Cyr rewrites its standard library natively. Portability lives in the grammar, not the library names — a use line is always honest about its dialect.

What Cyr is not

Not a rewrite or a fork

Cyr is not "Cyra 2.0" and does not diverge in syntax. It is one language with two backends — not two languages competing.

Not a separate brand

Cyr ships as part of the same project — same tooling, same community — not a rival product with its own identity.

Not the actor model

pid, ref, port, spawn, receive, send are removed. Anything actor-like is a library, not a language primitive.

Not a general systems pitch

Cyr is for the people who already love Cyra and now want to write the layer underneath their applications — not a pitch to the general systems-programming public.

Decided deliberately, once

"Source and skill continuity"

Peirce's pragmatic maxim is Cyr's test: what concrete difference does Cyr make that "Cyra plus just use C" does not? The answer — continuity of source and skill across the managed/native boundary — governs every design choice.

"Grammar shared, library honest"

The dialects share ~85% of their syntax — the real transferable asset.
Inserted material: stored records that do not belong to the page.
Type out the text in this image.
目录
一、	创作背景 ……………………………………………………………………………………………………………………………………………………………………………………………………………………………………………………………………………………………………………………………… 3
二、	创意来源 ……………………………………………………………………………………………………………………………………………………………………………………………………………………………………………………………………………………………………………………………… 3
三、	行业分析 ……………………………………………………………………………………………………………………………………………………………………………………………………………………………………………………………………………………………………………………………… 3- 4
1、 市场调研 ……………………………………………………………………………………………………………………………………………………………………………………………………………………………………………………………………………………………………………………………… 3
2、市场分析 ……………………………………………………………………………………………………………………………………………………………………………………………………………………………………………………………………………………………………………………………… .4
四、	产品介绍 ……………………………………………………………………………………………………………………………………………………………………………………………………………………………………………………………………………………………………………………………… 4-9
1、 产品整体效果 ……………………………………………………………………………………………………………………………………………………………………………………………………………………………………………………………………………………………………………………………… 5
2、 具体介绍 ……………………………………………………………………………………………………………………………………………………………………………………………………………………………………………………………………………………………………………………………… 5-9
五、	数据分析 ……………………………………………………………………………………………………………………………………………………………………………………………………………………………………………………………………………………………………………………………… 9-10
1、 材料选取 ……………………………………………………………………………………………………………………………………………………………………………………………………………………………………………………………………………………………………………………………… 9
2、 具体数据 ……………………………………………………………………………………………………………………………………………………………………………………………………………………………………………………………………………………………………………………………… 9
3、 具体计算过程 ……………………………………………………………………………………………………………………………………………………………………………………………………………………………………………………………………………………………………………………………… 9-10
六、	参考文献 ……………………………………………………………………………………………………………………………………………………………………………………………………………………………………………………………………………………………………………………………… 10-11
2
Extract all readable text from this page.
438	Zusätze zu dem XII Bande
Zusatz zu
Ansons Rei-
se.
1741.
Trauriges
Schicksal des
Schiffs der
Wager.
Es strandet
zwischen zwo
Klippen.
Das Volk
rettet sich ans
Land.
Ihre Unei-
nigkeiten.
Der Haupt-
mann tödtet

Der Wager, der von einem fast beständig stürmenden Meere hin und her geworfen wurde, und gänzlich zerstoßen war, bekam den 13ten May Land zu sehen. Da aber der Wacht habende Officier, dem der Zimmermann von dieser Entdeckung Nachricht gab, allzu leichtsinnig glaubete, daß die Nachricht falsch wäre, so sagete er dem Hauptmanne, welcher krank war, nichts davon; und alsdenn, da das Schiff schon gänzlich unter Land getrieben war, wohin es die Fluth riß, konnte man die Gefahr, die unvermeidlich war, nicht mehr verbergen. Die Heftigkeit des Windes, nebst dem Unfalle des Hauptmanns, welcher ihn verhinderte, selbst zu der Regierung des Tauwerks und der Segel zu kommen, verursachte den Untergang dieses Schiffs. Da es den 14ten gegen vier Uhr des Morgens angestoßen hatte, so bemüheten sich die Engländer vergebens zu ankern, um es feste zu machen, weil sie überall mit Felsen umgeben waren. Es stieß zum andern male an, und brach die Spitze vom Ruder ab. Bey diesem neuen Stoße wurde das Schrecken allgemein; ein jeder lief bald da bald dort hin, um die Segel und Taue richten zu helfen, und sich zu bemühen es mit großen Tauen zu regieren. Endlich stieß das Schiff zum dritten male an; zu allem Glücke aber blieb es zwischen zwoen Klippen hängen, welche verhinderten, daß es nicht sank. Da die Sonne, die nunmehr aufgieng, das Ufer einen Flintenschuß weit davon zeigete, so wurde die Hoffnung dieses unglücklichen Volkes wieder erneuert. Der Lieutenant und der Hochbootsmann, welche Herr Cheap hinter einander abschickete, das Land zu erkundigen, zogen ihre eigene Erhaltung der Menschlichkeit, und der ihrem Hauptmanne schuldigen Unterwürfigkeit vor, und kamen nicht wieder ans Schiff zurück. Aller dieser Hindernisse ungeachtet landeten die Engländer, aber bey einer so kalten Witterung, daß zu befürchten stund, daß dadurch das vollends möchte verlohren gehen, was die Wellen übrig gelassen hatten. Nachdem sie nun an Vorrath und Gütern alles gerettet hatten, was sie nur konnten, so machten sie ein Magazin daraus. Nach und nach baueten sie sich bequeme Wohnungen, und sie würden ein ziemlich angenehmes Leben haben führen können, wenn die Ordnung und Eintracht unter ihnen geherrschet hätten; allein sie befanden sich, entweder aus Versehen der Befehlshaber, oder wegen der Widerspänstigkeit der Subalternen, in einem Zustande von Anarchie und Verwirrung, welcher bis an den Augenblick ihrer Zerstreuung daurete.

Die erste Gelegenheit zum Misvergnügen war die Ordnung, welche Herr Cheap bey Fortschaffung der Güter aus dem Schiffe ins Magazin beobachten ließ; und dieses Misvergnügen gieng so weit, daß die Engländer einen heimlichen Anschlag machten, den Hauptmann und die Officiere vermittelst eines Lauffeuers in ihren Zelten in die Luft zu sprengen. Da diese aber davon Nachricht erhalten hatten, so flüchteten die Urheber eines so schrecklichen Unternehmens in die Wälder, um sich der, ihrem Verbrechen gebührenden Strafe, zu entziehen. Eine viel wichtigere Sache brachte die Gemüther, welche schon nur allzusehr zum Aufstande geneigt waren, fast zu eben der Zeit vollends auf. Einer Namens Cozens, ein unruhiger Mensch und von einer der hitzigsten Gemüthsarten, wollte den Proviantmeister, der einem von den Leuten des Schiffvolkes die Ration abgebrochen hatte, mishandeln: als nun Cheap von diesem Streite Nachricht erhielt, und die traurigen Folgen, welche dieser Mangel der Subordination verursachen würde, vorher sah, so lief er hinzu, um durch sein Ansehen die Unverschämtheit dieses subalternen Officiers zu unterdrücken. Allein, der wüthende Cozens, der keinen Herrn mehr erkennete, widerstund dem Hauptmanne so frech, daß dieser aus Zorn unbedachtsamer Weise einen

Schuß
They deliberately do not share library names: coherence belongs to syntax and CLI; honesty belongs to the namespace.

"Twenty-one philosophers, one charter"

Aristotle's Four Causes frame the effort; Popper names what would falsify success; Kant's antinomies keep the council honest. Eighteen open design domains were read by all twenty-one, and the keystone decisions ratified — the council runs as organon, open on GitLab.